Paolo Marchi
«Non ho mai vinto una medaglia olimpica né un titolo mondiale, non ho vinto
per la quinta volta in Gardena e nemmeno ho conquistato una coppa del mondo
di discesa, però sono contento lo stesso per quanto fatto con gli sci».
Attrezzi che non userà più, almeno non per agonismo. A 36 anni, Kristian
Ghedina ha deciso di ritirarsi per dedicarsi all’altra passione della sua
vita: i motori. Sabato debutterà a Magny-Cours con una Lola nella formula
3000 masters e a luglio farà altrettanto al Mugello a livello di campionato
italiano Superturismo con la stessa Bmw guidata l’anno scorso da Zanardi.
Alex e con lui Alphand (prima liberista di seta pura e poi campione delle
quattro ruote), Patrese (grande pilota ma anche valido sciatore) e Alesi
sono tra coloro che hanno insistito perché questo scavezzacollo ampezzano
continuasse a sfidare la velocità sotto altre forme. In conferenza ieri a
Milano, Ghedina dirà che quello dell’automobilismo «è un treno che passava e
che era giusto prendere anche perché ho sempre sognato di correre in auto».
Correre in gara, perché per correre ha sempre corso, dal cappottarsi nei
boschi dietro casa a Cortina chiuso in scatoloni di cartone a schiantarsi 15
anni fa sulla Milano-Torino, tre giorni di coma e a seguire una lunga
ricostruzione psico-fisica.
Ghedina, nella sfortuna, è stato più fortunato di Leo David, un grandissimo
mancato dopo un’unica vittoria in coppa, Leo che pagò con la morte una
banale caduta in discesa nel ’79. E ora che ha deciso di chiudere «perché a
36 anni gli acciacchi alla schiena sono troppi per pensare di poter essere
ancora protagonista, anche se in base alle liste di merito sono sempre il
decimo discesista al mondo», Ghedina va applaudito per quello che ha saputo
fare tra una botta e l’altra, che sono state tante, a iniziare dalla morte
in pista di sua madre Adriana, lui appena 15enne.
C’è il Kristian che avrebbe potuto essere e il Kristian che è stato, per la
serie la storia fatta con i se e con i ma. È facile pensare che senza
quell’incidente in auto avrebbe vinto di più e di una qualità migliore. A
vent’anni aveva infatti un talento a 360°, capace di andare a punti anche in
gigante all’esordio nell’estate ’89, 13° in Nuova Zelanda.

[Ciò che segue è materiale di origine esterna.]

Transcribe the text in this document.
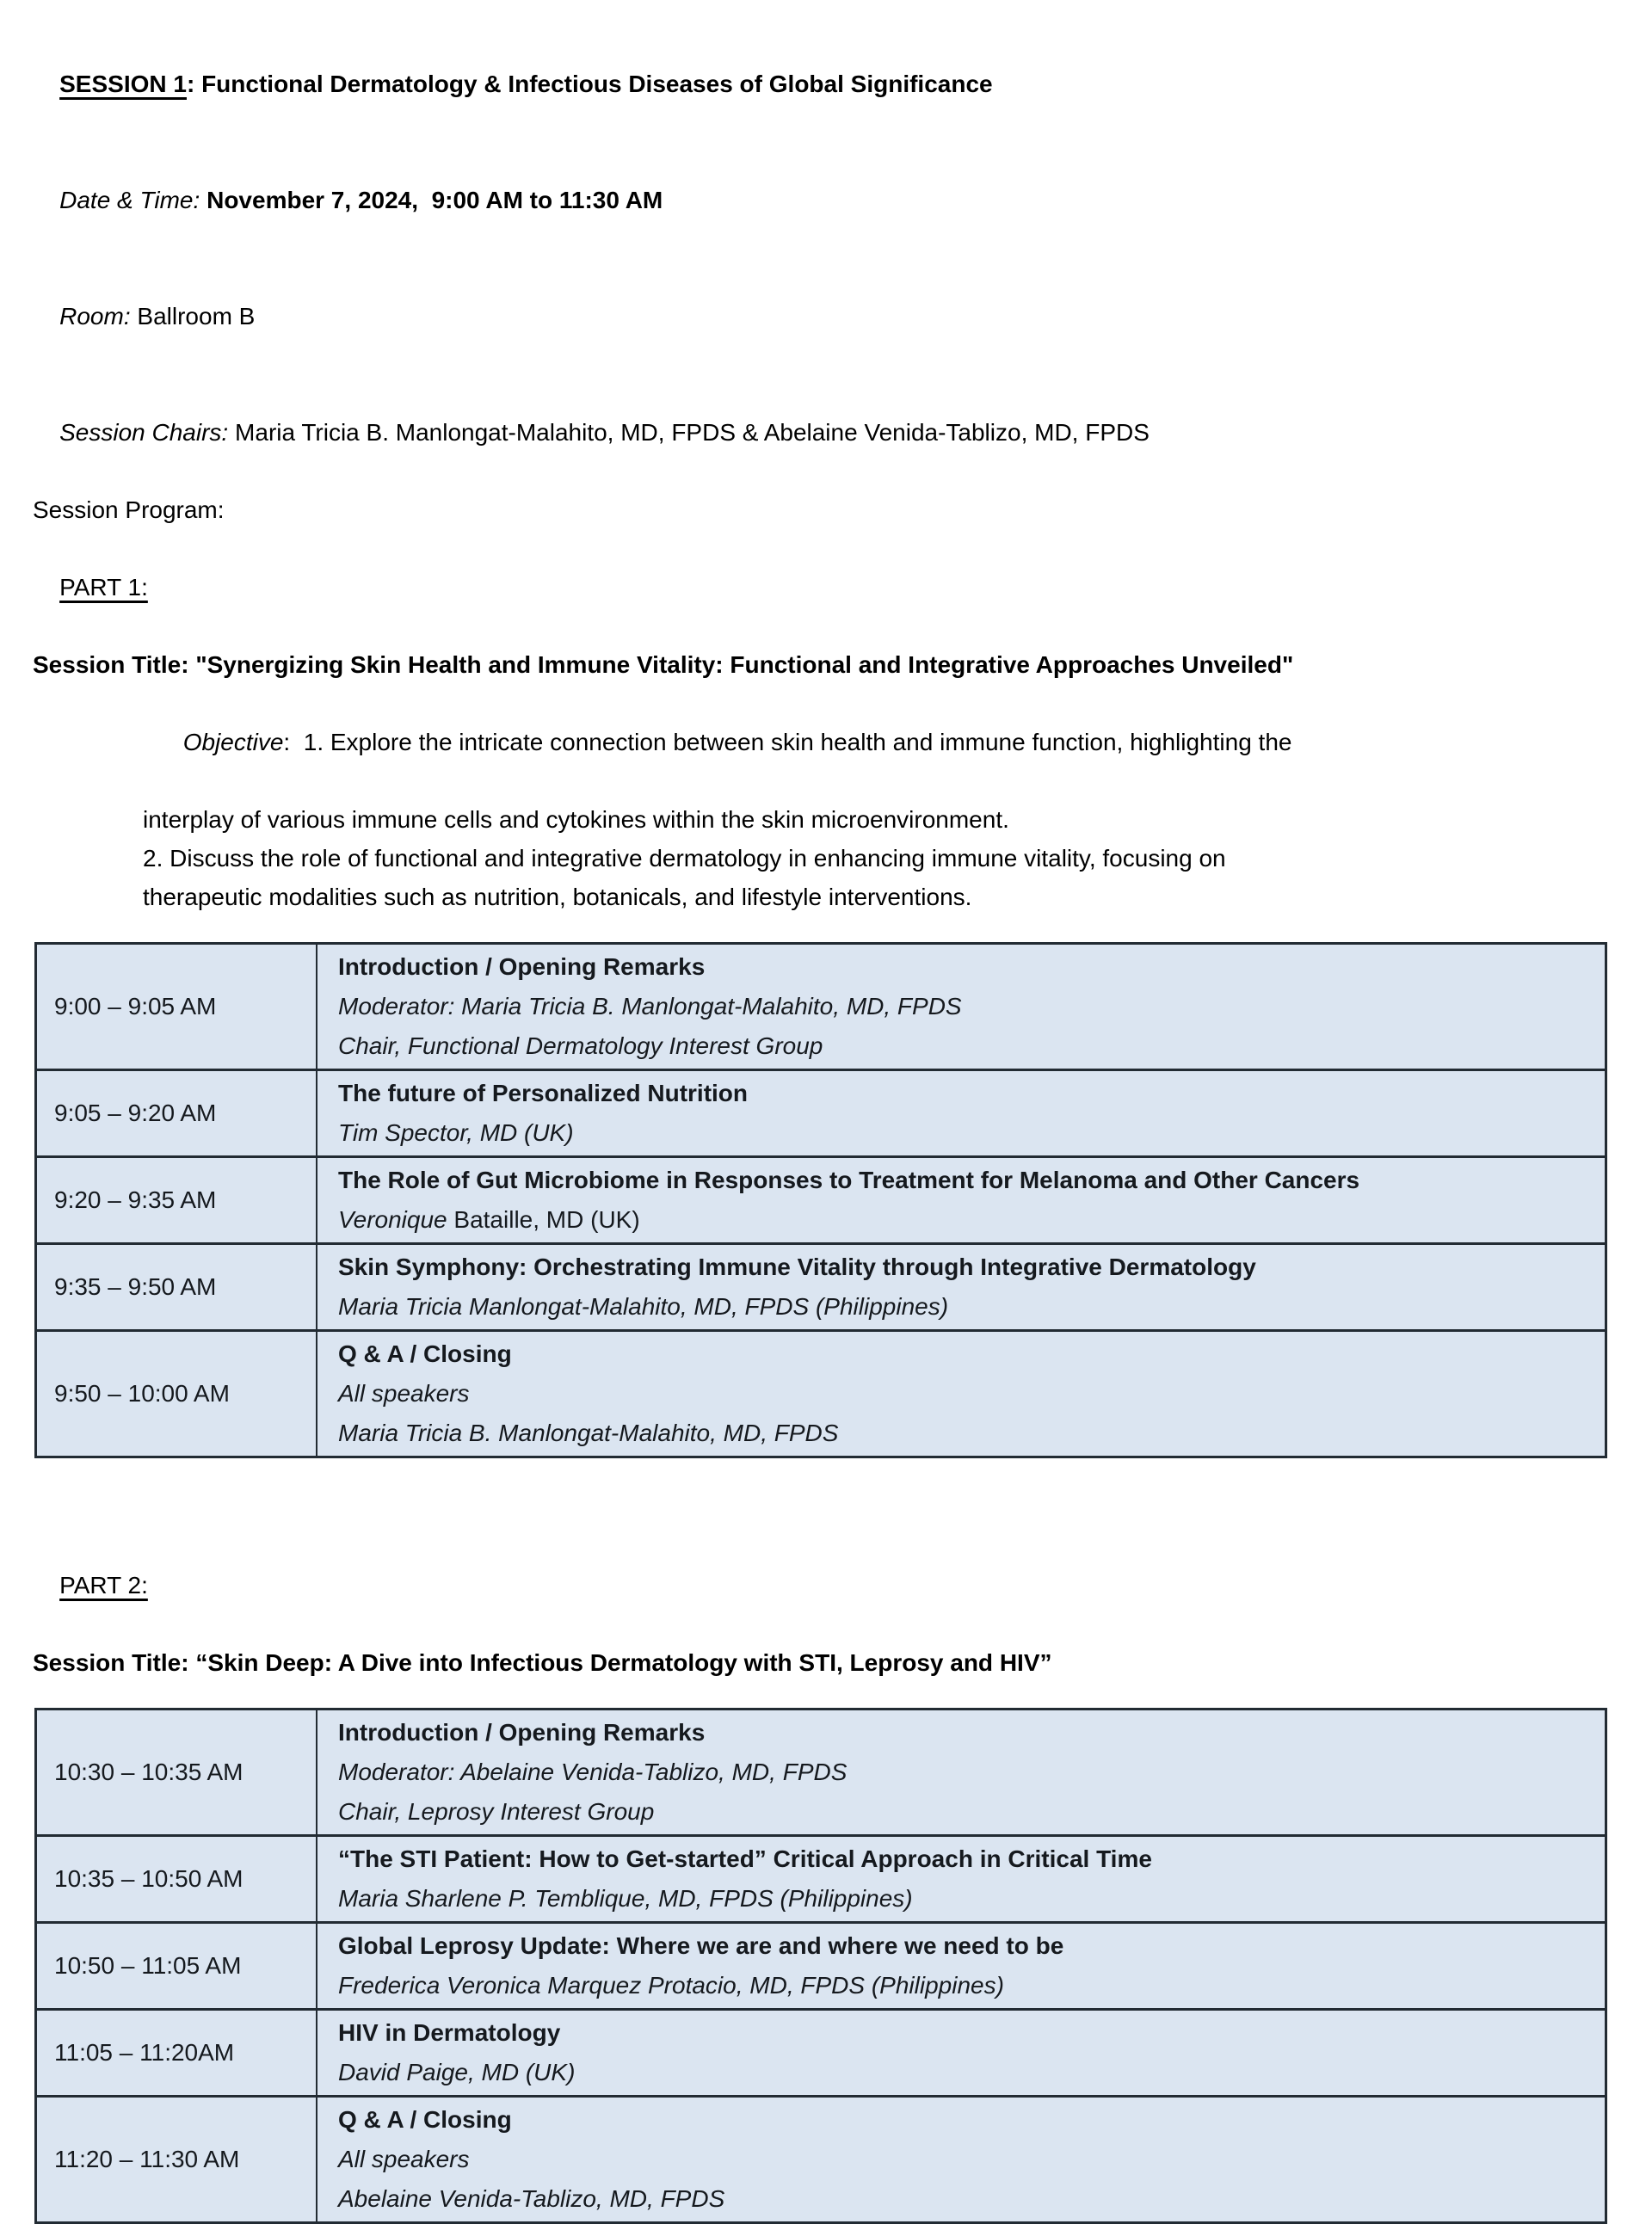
SESSION 1: Functional Dermatology & Infectious Diseases of Global Significance

Date & Time: November 7, 2024,  9:00 AM to 11:30 AM

Room: Ballroom B

Session Chairs: Maria Tricia B. Manlongat-Malahito, MD, FPDS & Abelaine Venida-Tablizo, MD, FPDS

Session Program:

PART 1:

Session Title: "Synergizing Skin Health and Immune Vitality: Functional and Integrative Approaches Unveiled"

Objective:  1. Explore the intricate connection between skin health and immune function, highlighting the

interplay of various immune cells and cytokines within the skin microenvironment.
2. Discuss the role of functional and integrative dermatology in enhancing immune vitality, focusing on
therapeutic modalities such as nutrition, botanicals, and lifestyle interventions.
9:00 – 9:05 AM	Introduction / Opening Remarks
Moderator: Maria Tricia B. Manlongat-Malahito, MD, FPDS
Chair, Functional Dermatology Interest Group

9:05 – 9:20 AM	The future of Personalized Nutrition
Tim Spector, MD (UK)

9:20 – 9:35 AM	The Role of Gut Microbiome in Responses to Treatment for Melanoma and Other Cancers
Veronique Bataille, MD (UK)

9:35 – 9:50 AM	Skin Symphony: Orchestrating Immune Vitality through Integrative Dermatology
Maria Tricia Manlongat-Malahito, MD, FPDS (Philippines)

9:50 – 10:00 AM	Q & A / Closing
All speakers
Maria Tricia B. Manlongat-Malahito, MD, FPDS

PART 2:

Session Title: “Skin Deep: A Dive into Infectious Dermatology with STI, Leprosy and HIV”
10:30 – 10:35 AM	Introduction / Opening Remarks
Moderator: Abelaine Venida-Tablizo, MD, FPDS
Chair, Leprosy Interest Group

10:35 – 10:50 AM	“The STI Patient: How to Get-started” Critical Approach in Critical Time
Maria Sharlene P. Temblique, MD, FPDS (Philippines)

10:50 – 11:05 AM	Global Leprosy Update: Where we are and where we need to be
Frederica Veronica Marquez Protacio, MD, FPDS (Philippines)

11:05 – 11:20AM	HIV in Dermatology
David Paige, MD (UK)

11:20 – 11:30 AM	Q & A / Closing
All speakers
Abelaine Venida-Tablizo, MD, FPDS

Ed era pure bravo
in slalom, soprattutto a livello di combinate, argento ai Mondiali ’91. Un
polivalente alla Girardelli e alla Zurbriggen, senza purtroppo la loro
testa.
Col primo podio nel dicembre ’89 in Gardena e l’ultimo nel gennaio 2005 a
Chamonix, ha saputo vincere per 13 volte in coppa (come nessun altro
azzurro), più altre due medaglie mondiali, entrambe in libera, facendosi
amare anche dagli «odiati» austriaci per l’allegra baldanza e per numeri da
circo, gli acrobati non i clown: «Credo che la spaccata sul traguardo di
Kitzbuhel verrà ricordata a lungo», fatta a 137,6 km all’ora, tanto per
rischiare poco... «Mio padre Angelo vorrebbe che mettessi su famiglia e un
po’ di ghiaccio sulla testa per calmarmi.